Wünsche dir viel Kraft und Energie deinen Weg in die Spielfreiheit weiter zu gehen.
Herzlichst
Gerri

axel
25.05.2006, 15:06
hallo gerri,

zunächst danke für deine antwort. ich gehe nicht in eine klinik. ich bin in ambulanter behandlung. habe einmal pro woche eine sitzung mit meinem therapeuten. darüber hinaus habe ich eine sehr gute freundin die ebenfalls dieses problem hatte. bis vor 13 jahren, sie hat es geschafft und hilft mir nun in stundenlangen gesprächen meine spielsucht und die paralell gescheiterte beziehung zu meiner damaligen lebensgefährtin zu verarbeiten.

ich bin froh dieses forum entdeckt zu haben, ich werde hier wohl meine erfahrungen einbringen und gerne die erfahrungen gleichbetroffener aufnehmen

lg
axel

Maik
29.05.2006, 08:56
Hallo Axel,

ich habe 20 Jahre gespielt und bin seit dem 23.9.05 spielfrei. Wir haben also eine ähnliche Periode und ich kenne das, was Du geschildert hast nur allzu gut. Auch ich habe 20 Jahre meines Lebens nicht wirklich gelebt, weil ich alle Gefühle und Empfindungen nicht wahrgenommen habe bzw. es nicht zulassen konnte. Mittlerweile ist alles anders. Die Trennung von meiner letzten Freundin hat so wehgetan, wie noch nie etwas weh getan hat, weil ich die Gefühle zugelassen habe. Jetzt habe ich eine neue Freundin und entdecke fast jede Woche neue Gefühle in mir - gute und schlechte - ich nehme das Leben, die Probleme und die Glücksmomente ganz anders wahr - ich brauche nicht mehr schauspielern - ich kann sagen was ich fühle und denke, weil ich es weiß und nichts mehr verstecken muß. Das Leben hat an Qualität gewonnen, denn die positiven Momente überwiegen.
Mir haben viele Menschen zu dieser Entwicklung geholfen - Freunde, denen ich reinen Wein eingeschenkt habe und auch mein Verhaltenstherapeut - mit ihm konnte ich einfach einige Sachen in meinem Leben auf eine vernünftige Basis bringen (vom Denken her) und er hat mir geholfen, der Realität wieder näher zu kommen, denn ich glaube, daß wir Spieler im Laufe der Zeit nicht nur einen Realitätsverlust beim Thema "Spielen" haben, sondern bei allen das normale Leben betreffenden Sachen.

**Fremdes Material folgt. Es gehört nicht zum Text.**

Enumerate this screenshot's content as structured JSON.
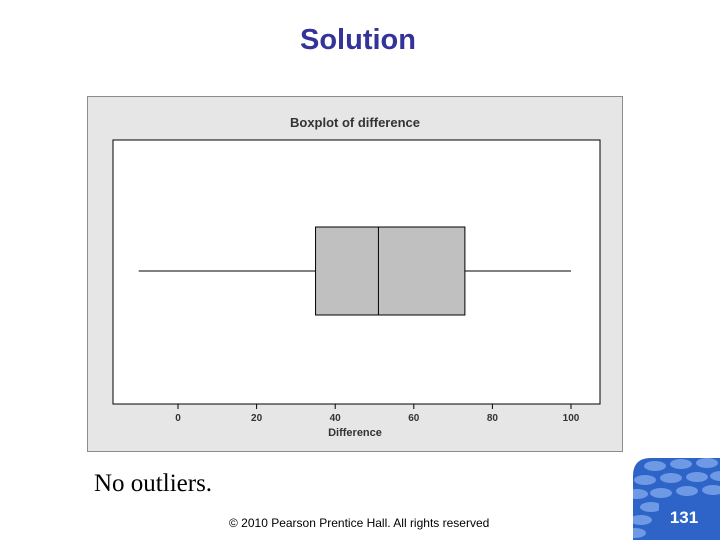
{
  "slide": {
    "title": "Solution",
    "caption": "No outliers.",
    "copyright": "© 2010 Pearson Prentice Hall. All rights reserved",
    "page_number": "131"
  },
  "colors": {
    "title": "#33339a",
    "frame_bg": "#e6e6e6",
    "box_fill": "#c0c0c0",
    "badge": "#2e64c8"
  },
  "chart_data": {
    "type": "boxplot",
    "title": "Boxplot of difference",
    "xlabel": "Difference",
    "xlim": [
      -10,
      107
    ],
    "ticks": [
      0,
      20,
      40,
      60,
      80,
      100
    ],
    "tick_labels": [
      "0",
      "20",
      "40",
      "60",
      "80",
      "100"
    ],
    "grid": false,
    "boxplot": {
      "min": -10,
      "q1": 35,
      "median": 51,
      "q3": 73,
      "max": 100
    }
  }
}
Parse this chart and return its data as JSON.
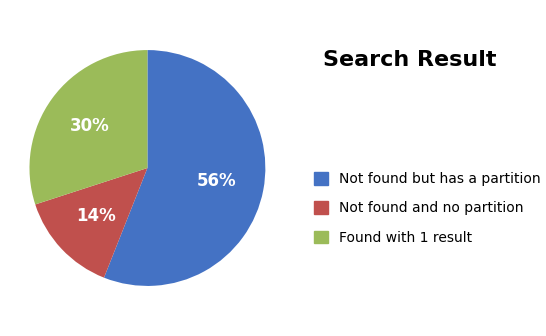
{
  "title": "Search Result",
  "slices": [
    56,
    14,
    30
  ],
  "labels": [
    "Not found but has a partition",
    "Not found and no partition",
    "Found with 1 result"
  ],
  "pct_labels": [
    "56%",
    "14%",
    "30%"
  ],
  "colors": [
    "#4472C4",
    "#C0504D",
    "#9BBB59"
  ],
  "startangle": 90,
  "title_fontsize": 16,
  "pct_fontsize": 12,
  "legend_fontsize": 10,
  "background_color": "#FFFFFF"
}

Ich wünsche Dir weiterhin Spielfreiheit und das auch Du das Leben ohne spielen weiterhin schätzen lernst.

Viele Grüße
Maik

axel
29.05.2006, 18:11
hallo maik,
danke für deine antwort. unsere geschichte liegt wohl sehr nahe beieinander. auch ich sage glückwunsch zu acht monaten spielfreiheit. ich komme von meiner letzten freundin nicht los, sie empfindet tiefe freundschaft zu mir und signalisiert mir, es ist nicht endgültig. meine gefühle sind völlig konfus. es ist schwer zu differenzieren zwischen verarbeiten der spielsucht und verarbeiten der beendeten beziehung. das ist eine extremsituation. zum glück zieht mich nichts an die automaten. ich habe festgestellt das ich sehr viel zeit habe, ist ja auch logisch, die zeit die ich sonst vor den automaten gesessen habe, die habe ich ja nun.

meine gefühlswelt ist so chaotisch, dass ichmanchmal glaube nackt zu sein und völlig schutzlos der welt ausgeliefert zu sein.